Gewalt hat viele Gesichter

Im Anschluss fand eine Podiumsdiskussion mit Vertreterinnen und Vertretern der internen  Meldestellen verschiedener Institutionen statt. Monika Schudel Ottiger (3.v.r.) hat moderiert. Links von ihr sassen Jasmin Scherrer (diheiplus), Hanspeter Fehr (Altra) und Gebärdensprachdolmetscherin Corinne Leemann. Rechts von ihr waren Olaf Hölscher (Stiftung Ungarbühl) und Lukas Wunderlich.
Im Anschluss fand eine Podiumsdiskussion mit Vertreterinnen und Vertretern der internen Meldestellen verschiedener Institutionen statt. Monika Schudel Ottiger (3.v.r.) hat moderiert. Links von ihr sassen Jasmin Scherrer (diheiplus), Hanspeter Fehr (Altra) und Gebärdensprachdolmetscherin Corinne Leemann. Rechts von ihr waren Olaf Hölscher (Stiftung Ungarbühl) und Lukas Wunderlich.
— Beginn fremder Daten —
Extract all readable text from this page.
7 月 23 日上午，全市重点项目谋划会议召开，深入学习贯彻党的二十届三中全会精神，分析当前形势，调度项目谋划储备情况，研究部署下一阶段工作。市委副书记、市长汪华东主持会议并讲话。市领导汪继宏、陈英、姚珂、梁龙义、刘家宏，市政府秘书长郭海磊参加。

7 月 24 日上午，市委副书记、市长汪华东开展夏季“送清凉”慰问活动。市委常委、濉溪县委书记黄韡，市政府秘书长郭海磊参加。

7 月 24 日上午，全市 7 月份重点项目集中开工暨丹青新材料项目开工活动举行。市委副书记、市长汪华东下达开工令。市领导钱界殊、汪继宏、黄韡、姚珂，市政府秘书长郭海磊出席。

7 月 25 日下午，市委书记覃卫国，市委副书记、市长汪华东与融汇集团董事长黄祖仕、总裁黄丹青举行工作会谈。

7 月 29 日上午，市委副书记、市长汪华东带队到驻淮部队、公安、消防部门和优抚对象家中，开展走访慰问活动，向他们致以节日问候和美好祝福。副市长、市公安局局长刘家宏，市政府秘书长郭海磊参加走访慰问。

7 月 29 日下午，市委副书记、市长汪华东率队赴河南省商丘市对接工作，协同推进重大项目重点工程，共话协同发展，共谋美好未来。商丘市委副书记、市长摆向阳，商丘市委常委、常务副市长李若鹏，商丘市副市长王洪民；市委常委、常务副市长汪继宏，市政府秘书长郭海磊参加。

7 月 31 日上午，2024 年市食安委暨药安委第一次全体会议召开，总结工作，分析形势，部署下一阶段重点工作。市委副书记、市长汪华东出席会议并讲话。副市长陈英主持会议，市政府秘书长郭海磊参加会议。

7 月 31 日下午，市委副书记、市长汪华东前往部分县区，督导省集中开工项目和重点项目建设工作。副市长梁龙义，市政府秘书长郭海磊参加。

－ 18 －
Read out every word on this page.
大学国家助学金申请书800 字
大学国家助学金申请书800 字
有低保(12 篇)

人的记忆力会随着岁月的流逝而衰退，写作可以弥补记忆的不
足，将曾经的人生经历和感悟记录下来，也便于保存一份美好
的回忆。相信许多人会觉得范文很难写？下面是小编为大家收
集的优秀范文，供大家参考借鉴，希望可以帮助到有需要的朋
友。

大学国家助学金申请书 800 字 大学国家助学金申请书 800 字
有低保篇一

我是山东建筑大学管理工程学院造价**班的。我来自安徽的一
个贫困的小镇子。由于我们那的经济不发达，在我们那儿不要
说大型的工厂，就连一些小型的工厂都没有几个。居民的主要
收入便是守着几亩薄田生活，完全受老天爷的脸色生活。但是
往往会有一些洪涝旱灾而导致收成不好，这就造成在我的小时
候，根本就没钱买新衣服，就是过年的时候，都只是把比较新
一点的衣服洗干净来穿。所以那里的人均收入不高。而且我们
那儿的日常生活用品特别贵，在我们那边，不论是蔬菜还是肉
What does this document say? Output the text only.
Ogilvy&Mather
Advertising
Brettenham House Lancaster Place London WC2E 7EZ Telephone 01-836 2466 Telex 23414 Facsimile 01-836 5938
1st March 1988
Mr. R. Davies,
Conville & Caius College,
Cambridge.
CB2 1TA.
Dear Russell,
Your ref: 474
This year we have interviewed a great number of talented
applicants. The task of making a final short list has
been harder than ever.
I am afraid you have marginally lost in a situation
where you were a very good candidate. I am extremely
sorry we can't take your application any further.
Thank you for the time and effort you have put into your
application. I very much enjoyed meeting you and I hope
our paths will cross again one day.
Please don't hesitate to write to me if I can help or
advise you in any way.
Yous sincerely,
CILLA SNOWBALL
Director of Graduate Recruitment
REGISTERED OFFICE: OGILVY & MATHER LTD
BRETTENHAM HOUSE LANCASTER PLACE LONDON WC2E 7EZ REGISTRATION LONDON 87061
Bild: Ginevra Lo Piccolo
Gewalt kommt in verschiedenen Formen vor: Sie kann sich in sexueller Belästigung oder Übergriffen äussern, aber auch in Form von psychischer und/oder physischer Gewalt auftreten. Die Aktionstage «16 Tage gegen Gewalt an Frauen» zielen darauf ab, Gewalt sichtbar zu machen. Am 4. Dezember fand im Kronenhof eine Aktion der Behindertenorganisationen «Altra», «diheiplus» und «Ungarbühl» statt.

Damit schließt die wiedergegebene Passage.